In that map the stars, diamonds and squares represent big Y tested Cumberland Cluster families. In Big Y testing all the 458.2 men shared 14 or 15 SNPs with each other, not shared by anyone else. Without any variation it's hard to tell which came before what. The age estimate was based on a single SNP from that group of 15 and it was dated at about 1242 BC (not too far from the origin time of some of the other clusters). Also, the other Z18 big Y groups seemed to have long runs of common SNPs like this. To me that suggests either a bias in testing (not enough testers yet) or a pinch point where all of us are fairly recently (in the big picture of humanity) related to one man..whose buddies may have petered out.
The Blue Stars
In the second map the blue star in Norway and in Ireland represent two men who leave the rest of the crowd right there at those 15 shared SNPs and go their own way. This split in the Cumberland Big Y is (for the moment) marking the oldest Cumberland Ys. Now we have a point in time and a couple of locations for a beginning. Although the estimate for the SNP was in the 1200s BC, the estimate for the date of a last common ancestor for everyone is much closer in time at about 250 BC.

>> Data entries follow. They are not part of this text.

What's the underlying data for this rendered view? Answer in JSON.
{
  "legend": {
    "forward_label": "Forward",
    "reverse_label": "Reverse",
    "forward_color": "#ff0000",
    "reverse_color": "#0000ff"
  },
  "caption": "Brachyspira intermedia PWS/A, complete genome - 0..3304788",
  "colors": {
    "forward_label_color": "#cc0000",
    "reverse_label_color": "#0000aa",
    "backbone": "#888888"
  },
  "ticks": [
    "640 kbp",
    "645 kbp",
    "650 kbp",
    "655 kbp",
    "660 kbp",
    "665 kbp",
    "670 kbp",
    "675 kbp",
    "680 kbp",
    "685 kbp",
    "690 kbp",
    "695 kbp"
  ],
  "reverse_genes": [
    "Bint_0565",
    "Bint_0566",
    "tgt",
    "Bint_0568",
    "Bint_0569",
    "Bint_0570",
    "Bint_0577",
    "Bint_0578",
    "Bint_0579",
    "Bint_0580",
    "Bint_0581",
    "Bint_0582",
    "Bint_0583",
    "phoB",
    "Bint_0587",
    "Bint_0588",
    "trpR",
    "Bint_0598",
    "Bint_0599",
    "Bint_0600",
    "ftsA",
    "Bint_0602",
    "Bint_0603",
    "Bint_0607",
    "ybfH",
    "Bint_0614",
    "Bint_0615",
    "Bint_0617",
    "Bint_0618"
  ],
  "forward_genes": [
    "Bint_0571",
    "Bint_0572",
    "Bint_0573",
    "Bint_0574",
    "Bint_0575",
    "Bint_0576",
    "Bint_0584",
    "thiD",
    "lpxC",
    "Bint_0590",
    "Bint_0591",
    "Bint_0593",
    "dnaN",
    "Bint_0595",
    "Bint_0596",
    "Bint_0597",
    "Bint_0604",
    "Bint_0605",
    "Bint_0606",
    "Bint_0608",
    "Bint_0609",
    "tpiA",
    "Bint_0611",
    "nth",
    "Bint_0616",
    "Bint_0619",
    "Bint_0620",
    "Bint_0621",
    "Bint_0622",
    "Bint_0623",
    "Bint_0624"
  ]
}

The Blue Squares and Diamonds
I'm lumping these two together because the blue squares and blue diamonds continue together for another 4 or 5 SNPs. The one picked for aging is estimated at 58 AD while the most recent common ancestor is possibly as close as 380 AD. Beyond this, the blue squares and blue diamonds go off to form their own groups with their own SNPs and layers.
What is interesting here is that (as luck would have it) we had at least two people from each group (squares and diamonds). Unlike the split for the blue stars where they just part ways, these two groups continue for several more SNPs each.
For the time being one group is hanging around the U.K. while the other is split between the Netherlands and Poland. That second group (the diamonds) is very interesting because so many of the Z18 clusters contain Polish recruits. In our cluster the Polish recruit splits off later (closer to us in time) than the recruit from Norway or Ireland.
You can see the tale I'm spinning here is similar to the one from 2013. I'm still thinking of a nice central jumping off point for all these people..maybe in that "teutonic peoples" zone. The Scandinavians are great movers of people and I'm still thinking we hitched a ride with them to the Netherlands and Poland and England.
It will be hard to wait for more big Y testing from other groups. Do the Swiss in the Polish cluster form their own group away from their Polish cousin? Is the Polish tester in the East Anglia group older than the others or younger? How about their tester from Sweden? What do the other Cumberland cluster Polish testers look like? How about the 458.2 negative tester from Norway? How does he stack up to the 458.2 positive Norway tester? Where does the 458.2 guy from Denmark fit in?
Big Y has the power to answer so many questions...for a price. Looking at all the new information coming in, I'm sure a revision for this one will be necessary in a matter of months rather than years.